In August 2022 Thanh Do University, a private university with its headquarters in Hanoi, joined the Scholarly Publishing and Academic Resources Coalition (SPARC), a well-known non-profit advocacy organisation that supports systems for research and education that are open by default and equitable by design.

Similarly, Thanh Do University started an open resources initiative with the goal of collecting 5,000 open books from other institutions, particularly those in North America.

In addition, a student handbook of open science and open education is scheduled to be published in 2022-23 with support from the European Association of Science Editors’ Vietnam Chapter.


Despite early successes and bottom-up initiatives, there are still a number of barriers preventing the growth of open science in Vietnam.

First, policy-makers and other governing authorities don’t know much about it. Vietnam’s Ministry of Science and Technology organised the country’s first ever national conference on open science in October 2021 in conjunction with UNESCO.

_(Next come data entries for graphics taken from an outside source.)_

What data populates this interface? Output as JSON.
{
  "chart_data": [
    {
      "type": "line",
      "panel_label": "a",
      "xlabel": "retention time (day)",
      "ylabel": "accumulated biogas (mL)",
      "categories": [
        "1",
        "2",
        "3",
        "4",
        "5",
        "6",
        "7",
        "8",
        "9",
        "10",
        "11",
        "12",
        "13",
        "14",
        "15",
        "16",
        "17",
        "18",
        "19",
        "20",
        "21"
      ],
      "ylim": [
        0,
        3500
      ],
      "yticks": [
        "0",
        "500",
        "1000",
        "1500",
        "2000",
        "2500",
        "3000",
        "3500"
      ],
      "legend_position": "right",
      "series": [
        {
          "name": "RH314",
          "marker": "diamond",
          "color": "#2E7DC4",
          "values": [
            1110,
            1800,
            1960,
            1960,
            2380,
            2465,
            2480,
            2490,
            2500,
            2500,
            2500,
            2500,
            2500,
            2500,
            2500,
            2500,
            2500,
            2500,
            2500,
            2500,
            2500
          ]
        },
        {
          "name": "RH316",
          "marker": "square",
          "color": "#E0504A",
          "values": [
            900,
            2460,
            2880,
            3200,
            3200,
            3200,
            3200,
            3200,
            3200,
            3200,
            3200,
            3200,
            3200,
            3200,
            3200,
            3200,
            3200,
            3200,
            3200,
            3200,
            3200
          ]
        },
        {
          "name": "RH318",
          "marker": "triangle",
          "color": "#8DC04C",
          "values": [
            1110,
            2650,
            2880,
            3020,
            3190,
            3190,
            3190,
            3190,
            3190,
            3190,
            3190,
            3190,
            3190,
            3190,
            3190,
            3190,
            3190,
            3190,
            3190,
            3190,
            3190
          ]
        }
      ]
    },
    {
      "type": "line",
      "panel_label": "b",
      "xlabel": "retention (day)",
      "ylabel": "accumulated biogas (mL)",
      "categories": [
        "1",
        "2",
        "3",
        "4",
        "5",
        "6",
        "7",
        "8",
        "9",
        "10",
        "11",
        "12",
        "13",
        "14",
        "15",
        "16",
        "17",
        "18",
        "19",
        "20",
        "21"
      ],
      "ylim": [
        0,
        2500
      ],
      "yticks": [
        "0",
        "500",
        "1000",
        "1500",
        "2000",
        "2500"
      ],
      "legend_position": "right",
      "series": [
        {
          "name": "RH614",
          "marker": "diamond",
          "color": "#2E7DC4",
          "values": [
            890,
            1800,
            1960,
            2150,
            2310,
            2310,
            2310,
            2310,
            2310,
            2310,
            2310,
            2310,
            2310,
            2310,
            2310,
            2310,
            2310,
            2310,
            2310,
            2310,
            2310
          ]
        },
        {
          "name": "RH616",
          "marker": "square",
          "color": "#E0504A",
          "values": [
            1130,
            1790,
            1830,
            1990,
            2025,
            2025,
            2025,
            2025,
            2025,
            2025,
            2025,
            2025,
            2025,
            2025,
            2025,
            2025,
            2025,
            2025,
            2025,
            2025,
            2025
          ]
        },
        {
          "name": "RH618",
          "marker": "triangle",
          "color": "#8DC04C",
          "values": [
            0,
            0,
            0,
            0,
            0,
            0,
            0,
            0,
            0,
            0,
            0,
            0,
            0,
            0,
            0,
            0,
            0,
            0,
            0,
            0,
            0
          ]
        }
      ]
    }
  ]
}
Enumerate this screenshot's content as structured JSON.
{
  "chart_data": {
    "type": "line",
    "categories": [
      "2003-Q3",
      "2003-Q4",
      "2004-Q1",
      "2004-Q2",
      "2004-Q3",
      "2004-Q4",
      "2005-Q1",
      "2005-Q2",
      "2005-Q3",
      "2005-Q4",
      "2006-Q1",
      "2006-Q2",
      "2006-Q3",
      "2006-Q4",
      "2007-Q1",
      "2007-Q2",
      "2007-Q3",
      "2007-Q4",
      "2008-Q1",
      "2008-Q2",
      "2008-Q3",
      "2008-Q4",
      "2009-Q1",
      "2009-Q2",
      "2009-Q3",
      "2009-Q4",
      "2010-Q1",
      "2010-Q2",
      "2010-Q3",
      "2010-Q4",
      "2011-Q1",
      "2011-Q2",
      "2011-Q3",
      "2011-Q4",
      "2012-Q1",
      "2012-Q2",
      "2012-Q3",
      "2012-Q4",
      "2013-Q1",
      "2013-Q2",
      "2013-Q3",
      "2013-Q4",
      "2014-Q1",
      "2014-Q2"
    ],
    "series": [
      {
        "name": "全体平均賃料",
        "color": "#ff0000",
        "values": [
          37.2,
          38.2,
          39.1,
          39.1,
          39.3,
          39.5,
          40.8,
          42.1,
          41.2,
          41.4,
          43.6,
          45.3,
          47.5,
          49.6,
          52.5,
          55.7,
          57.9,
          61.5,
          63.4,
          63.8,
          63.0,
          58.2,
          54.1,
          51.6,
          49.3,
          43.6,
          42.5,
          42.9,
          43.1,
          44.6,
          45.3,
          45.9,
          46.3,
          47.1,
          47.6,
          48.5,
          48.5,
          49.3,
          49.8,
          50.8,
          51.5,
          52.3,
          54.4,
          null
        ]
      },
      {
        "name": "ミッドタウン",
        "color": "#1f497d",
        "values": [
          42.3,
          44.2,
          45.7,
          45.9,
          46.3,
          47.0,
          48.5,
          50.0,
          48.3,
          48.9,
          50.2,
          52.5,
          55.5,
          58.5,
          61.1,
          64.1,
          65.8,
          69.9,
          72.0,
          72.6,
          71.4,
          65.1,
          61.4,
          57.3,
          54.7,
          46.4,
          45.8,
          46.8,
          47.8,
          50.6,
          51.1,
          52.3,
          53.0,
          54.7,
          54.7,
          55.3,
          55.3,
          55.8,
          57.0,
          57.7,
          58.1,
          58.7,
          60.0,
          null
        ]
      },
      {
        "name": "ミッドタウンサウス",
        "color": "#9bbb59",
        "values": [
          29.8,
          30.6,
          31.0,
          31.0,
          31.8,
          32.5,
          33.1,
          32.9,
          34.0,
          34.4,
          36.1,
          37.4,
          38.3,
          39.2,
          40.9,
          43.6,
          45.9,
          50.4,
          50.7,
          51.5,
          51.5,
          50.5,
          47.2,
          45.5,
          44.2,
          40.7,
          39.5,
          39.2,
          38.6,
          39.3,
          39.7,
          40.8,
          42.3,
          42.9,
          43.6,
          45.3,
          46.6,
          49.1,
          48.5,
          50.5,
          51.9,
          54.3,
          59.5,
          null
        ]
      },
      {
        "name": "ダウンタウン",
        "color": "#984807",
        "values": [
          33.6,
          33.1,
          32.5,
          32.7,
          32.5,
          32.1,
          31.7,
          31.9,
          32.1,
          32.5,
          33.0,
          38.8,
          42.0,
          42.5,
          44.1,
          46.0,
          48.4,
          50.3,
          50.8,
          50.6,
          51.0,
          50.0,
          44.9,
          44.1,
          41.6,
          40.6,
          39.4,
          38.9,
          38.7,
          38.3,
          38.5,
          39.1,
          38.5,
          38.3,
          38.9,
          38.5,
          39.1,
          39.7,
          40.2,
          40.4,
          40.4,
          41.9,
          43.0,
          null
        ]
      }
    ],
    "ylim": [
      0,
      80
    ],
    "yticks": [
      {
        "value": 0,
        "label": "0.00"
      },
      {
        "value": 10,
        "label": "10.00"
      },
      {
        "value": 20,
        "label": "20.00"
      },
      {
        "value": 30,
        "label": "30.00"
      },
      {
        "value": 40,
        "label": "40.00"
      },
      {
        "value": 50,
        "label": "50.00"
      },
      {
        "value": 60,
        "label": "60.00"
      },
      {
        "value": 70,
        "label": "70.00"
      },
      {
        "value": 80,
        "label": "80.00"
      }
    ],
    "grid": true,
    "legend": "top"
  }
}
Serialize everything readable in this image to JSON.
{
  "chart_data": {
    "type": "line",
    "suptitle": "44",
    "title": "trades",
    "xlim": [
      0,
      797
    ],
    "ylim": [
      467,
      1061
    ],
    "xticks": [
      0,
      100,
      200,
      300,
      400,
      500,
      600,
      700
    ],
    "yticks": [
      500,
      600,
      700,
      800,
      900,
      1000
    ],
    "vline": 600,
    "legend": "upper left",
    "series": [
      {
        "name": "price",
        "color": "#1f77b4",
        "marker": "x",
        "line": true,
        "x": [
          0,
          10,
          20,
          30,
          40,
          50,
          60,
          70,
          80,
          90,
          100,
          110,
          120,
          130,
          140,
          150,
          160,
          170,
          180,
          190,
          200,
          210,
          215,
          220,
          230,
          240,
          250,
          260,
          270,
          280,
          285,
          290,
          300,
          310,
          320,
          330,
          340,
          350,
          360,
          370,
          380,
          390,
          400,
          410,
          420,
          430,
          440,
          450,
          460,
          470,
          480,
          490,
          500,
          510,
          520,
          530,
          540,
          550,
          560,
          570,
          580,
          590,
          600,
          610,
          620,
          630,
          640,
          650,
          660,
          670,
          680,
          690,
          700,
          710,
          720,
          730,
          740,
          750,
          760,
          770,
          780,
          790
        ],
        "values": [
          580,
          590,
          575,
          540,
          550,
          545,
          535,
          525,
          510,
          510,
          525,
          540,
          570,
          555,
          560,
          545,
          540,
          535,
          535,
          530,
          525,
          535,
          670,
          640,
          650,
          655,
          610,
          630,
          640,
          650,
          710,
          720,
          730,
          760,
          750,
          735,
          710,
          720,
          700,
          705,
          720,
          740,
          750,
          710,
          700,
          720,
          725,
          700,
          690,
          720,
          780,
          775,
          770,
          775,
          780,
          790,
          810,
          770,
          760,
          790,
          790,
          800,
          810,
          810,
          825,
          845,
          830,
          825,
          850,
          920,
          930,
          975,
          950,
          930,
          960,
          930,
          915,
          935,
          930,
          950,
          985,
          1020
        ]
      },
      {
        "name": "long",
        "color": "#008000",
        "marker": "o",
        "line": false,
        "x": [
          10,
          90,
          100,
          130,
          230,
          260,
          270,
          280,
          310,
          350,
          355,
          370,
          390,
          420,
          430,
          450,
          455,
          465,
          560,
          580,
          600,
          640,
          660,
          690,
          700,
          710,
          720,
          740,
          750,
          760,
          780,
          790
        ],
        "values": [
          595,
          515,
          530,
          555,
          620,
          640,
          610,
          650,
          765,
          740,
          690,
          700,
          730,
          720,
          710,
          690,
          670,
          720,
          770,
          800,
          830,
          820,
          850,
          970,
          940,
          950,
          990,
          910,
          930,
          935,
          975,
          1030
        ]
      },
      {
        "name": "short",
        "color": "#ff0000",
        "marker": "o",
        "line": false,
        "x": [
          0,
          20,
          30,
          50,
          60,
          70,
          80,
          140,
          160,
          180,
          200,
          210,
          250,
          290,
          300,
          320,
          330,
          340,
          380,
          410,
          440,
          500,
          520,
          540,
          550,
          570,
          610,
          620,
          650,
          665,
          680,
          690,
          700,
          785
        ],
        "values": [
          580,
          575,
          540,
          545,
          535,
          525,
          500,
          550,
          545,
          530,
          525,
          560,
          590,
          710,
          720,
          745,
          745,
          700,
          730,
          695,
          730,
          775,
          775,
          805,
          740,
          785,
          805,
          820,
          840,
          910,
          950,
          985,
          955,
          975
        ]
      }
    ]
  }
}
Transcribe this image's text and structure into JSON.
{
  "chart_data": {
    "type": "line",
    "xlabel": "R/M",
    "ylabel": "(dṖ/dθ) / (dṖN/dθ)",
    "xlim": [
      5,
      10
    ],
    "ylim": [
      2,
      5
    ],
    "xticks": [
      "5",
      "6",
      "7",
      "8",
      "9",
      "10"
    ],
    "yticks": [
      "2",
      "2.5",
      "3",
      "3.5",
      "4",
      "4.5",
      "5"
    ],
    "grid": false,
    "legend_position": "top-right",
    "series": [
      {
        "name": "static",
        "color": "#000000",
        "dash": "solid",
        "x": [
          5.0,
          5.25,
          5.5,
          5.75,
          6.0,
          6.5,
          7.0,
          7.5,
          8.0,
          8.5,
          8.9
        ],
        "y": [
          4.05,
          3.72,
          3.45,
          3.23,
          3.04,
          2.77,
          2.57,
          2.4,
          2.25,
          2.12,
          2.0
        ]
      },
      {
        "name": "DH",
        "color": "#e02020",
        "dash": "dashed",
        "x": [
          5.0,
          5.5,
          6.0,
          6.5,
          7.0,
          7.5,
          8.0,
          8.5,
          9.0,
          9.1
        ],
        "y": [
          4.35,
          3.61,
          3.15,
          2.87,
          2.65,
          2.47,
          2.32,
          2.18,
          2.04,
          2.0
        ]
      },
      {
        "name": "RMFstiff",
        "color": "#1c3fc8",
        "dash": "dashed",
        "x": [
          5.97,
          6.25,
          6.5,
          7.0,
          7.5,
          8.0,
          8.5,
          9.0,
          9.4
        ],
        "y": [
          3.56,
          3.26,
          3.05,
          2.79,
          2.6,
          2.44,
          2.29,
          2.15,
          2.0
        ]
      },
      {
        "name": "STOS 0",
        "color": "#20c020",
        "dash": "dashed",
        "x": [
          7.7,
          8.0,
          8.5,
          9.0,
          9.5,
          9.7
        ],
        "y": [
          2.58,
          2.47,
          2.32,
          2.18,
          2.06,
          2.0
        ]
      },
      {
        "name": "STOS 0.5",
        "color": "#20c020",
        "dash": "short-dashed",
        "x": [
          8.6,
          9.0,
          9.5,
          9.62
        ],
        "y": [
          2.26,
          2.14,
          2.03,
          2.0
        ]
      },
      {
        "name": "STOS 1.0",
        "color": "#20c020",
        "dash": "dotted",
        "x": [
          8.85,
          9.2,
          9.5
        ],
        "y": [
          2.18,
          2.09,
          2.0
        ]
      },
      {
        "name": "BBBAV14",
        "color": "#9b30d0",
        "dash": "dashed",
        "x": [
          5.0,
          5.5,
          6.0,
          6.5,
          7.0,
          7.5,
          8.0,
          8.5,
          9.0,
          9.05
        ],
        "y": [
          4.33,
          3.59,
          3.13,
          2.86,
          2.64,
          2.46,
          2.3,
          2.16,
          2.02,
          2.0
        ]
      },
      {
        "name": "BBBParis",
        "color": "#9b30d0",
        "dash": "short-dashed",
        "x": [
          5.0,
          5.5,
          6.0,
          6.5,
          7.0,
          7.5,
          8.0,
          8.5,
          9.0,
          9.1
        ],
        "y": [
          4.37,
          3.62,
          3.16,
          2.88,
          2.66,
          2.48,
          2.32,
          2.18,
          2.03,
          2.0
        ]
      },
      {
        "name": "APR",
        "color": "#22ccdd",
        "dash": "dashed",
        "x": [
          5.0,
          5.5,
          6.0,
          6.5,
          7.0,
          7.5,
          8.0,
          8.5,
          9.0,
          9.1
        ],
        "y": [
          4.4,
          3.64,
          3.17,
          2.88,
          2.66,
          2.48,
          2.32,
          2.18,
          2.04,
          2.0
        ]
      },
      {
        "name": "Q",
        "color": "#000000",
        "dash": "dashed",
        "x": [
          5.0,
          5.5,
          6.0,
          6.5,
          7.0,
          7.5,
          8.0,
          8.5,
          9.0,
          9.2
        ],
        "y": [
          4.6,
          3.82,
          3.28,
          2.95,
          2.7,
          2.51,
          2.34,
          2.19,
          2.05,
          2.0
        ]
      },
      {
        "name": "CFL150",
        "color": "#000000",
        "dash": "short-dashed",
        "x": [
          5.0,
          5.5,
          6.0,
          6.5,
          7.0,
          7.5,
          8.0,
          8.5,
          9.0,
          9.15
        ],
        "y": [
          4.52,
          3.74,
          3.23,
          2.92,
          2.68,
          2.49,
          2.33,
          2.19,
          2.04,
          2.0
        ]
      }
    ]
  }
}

Nevertheless, open science is still not included in any national goals or plans for research and technology. Article processing charges (APCs) are still not allowable as an expense item for nearly all national research grants. This implies that authors who wish to have their works published in open access journals must use their own funds to cover APCs.

Second, some influential professors and scientists still have a negative attitude towards open access publications in certain academic disciplines, especially in natural sciences and mathematics. They view open access journals as being of inferior quality and even predatory. Due to this, many junior scientists – even those who support open science – fear publishing in open access journals.

Room for development

From a global perspective, it is unnecessary to reiterate the numerous advantages of open science, which range from increased access to knowledge to better collaboration. Indeed, developing nations such as Vietnam may even gain more from this movement than developed nations.

Nonetheless, it is a conundrum that developing nations suffer bigger entry obstacles to open science than developed nations. To relocate open science from the periphery to the centre of Vietnam’s academic landscape, both bottom-up and top-down efforts are required.

Recent developments in Vietnam’s university accreditation mechanism have created opportunities for open science in Vietnam. Although the new accreditation mechanism, issued by the Ministry of Education and Training in 2017, does not directly address open science, it places an emphasis on the role of academic resources and the materials used for teaching, learning and research activities.

For the further advancement of open science in Vietnam, I urge policy-makers and higher education leaders to implement the following actions:

• Open science should be at the heart of the next national and institutional science and technology plans and agendas with specific targets.

• Infrastructures for open science, such as an open database and open journals should be established at a national level.

• Research grants should include APCs as a legitimate expense item.

• It should be mandatory to promote open science to students and junior faculty members.

• Open science should be incorporated into the formal curriculum and syllabus of undergraduate and graduate courses.

Given the limited financial resources of most universities in Vietnam, using open science and open education should be seen as an appropriate measure to help the country’s universities meet the requirements of the national accreditation system and to boost Vietnam’s research capacity and knowledge base.

Dr Hiep Pham is a senior education researcher and consultant in Hanoi, Vietnam. His research focuses on international education, education reform and research policy. Currently, Dr Pham is the director of Vietnam’s STAR Scholars Network and chairman of the European Association of Science Editors’ Vietnamese Regional Chapter. The two associations share the mission of promoting both open science and open education.